The fear of being left behind on a European stage is too great for our clubs to consider retreating into themselves, away from the influence of foreign thinking. Yet the national inquests which ensue exit after ignominious exit from international tournaments rarely convince England that they should go another way.
Following Fabio Capello’s resignation from the post in 2012, the FA did not give Pep Guardiola the benefit of a phone call when his representatives made clear his interest in the role. So determined were they to ensure that the new coach be an Englishman, the FA appointed Hodgson instead.
The Catalan has two European Cups to his name, among a host of other titles in Spain and in Germany. He currently sits two points from the top of the Premier League, having also masterminded a superb victory over former employers Barcelona earlier this month. Roy Hodgson took England to three tournaments, won a total of three matches across all of them. A limp defeat to the indefatigable Icelanders cost him his job.
When the final whistle sounded in Nice on 27th June, it was hard not to wonder if FA top brass did not think back to the summer of 2012 with a twinge of regret. But then what they got in Allardyce was not just a man too dishonest to last more than 67 days in his job, but also a day-by-day potboiler of a coach who worshipped at the altar of wing commander Charles Reep, the founder of the long-ball game that became a pillar of English tactical instruction in the 1950s.
Reep’s idea that the long pass was the most efficient way to score a goal because it reduced the amount of successful turnovers needed to put the ball in the net was considered innovative back then. These days, it has been replaced at the very top of the game by systems which favour keeping the ball, starving the opponent of possession and tiring them out so as to pick them off in the latter stages of a match. Typically, these are systems which take their origins on the Continent, and not in England.
Take Del Bosque’s tremendous Spain team, who passed and moved their way to the World Cup in 2010. Six of Spain’s starting 11 in the final were graduates of Barcelona’s famous La Masia – an academy where boys as young as six can go to be educated as people as well as footballers. There, youngsters are taught to keep hold of the ball at all costs and move intelligently in order to find space in behind the defensive line, just as you would see Messi and co. on a Saturday afternoon at the Camp Nou. The seeds of that style were honed in the Netherlands in the 1970s, and are reaped daily on the streets of Catalonia.

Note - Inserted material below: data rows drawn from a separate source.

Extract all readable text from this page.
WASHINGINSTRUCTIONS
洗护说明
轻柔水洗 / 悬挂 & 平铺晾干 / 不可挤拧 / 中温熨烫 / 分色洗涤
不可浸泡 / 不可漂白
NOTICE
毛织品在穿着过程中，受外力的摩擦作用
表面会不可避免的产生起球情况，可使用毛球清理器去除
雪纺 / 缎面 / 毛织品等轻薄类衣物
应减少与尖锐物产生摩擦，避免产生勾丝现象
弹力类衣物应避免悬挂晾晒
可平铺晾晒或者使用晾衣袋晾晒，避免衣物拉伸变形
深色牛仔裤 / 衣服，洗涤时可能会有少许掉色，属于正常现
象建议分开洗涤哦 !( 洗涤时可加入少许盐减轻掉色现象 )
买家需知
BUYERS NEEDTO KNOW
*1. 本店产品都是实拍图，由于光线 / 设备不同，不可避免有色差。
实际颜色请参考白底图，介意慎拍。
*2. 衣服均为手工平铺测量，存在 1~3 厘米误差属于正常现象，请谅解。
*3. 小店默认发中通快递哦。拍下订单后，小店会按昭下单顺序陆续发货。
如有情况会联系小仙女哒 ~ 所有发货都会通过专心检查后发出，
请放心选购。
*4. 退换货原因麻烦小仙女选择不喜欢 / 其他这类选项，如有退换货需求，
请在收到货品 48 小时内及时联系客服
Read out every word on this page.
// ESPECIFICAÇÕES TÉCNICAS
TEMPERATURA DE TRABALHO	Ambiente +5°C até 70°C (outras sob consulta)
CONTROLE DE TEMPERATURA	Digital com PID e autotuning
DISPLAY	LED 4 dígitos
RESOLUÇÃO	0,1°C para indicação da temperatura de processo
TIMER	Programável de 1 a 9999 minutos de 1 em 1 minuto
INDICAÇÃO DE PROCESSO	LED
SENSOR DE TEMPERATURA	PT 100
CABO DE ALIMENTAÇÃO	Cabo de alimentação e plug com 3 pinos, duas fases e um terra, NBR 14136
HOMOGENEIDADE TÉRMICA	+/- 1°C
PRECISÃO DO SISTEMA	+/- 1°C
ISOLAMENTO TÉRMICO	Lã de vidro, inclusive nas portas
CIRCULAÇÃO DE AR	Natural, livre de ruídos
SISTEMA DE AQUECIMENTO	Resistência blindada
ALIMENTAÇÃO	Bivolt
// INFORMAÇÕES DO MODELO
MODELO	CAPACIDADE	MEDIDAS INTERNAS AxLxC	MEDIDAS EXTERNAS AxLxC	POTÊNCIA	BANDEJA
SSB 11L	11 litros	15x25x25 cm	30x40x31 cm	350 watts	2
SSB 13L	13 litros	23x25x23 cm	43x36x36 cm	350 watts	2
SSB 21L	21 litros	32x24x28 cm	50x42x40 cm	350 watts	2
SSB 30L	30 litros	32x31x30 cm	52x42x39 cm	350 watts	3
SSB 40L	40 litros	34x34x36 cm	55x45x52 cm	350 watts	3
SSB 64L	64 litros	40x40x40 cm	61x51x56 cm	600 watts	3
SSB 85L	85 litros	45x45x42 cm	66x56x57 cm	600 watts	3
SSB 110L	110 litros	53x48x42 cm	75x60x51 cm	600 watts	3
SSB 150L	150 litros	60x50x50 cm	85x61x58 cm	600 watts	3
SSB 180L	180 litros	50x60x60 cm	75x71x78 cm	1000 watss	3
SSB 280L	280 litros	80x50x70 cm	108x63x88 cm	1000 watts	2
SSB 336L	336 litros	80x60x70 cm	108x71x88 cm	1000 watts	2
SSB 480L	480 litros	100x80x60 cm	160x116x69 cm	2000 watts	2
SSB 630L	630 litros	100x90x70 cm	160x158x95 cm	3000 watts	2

With an open mind, the Spanish made totalvoetbal their own, transforming it into something quintessentially, unmistakably Spanish. The fact that it denied the Netherlands the World Cup is not just poetic – it proves just how revolutionary the influence of foreign thinking can be when it is allowed to develop at every level of a country’s footballing culture.
With Allardyce out of a job in disgrace, the FA stood before a unique opportunity to transform the culture of English football for the better. Instead, they will choose the easy way out. To show any ambition, any desire to break the mould would simply be rocking the boat.
So, go on, have another English manager if you must: just don’t be surprised when nothing changes.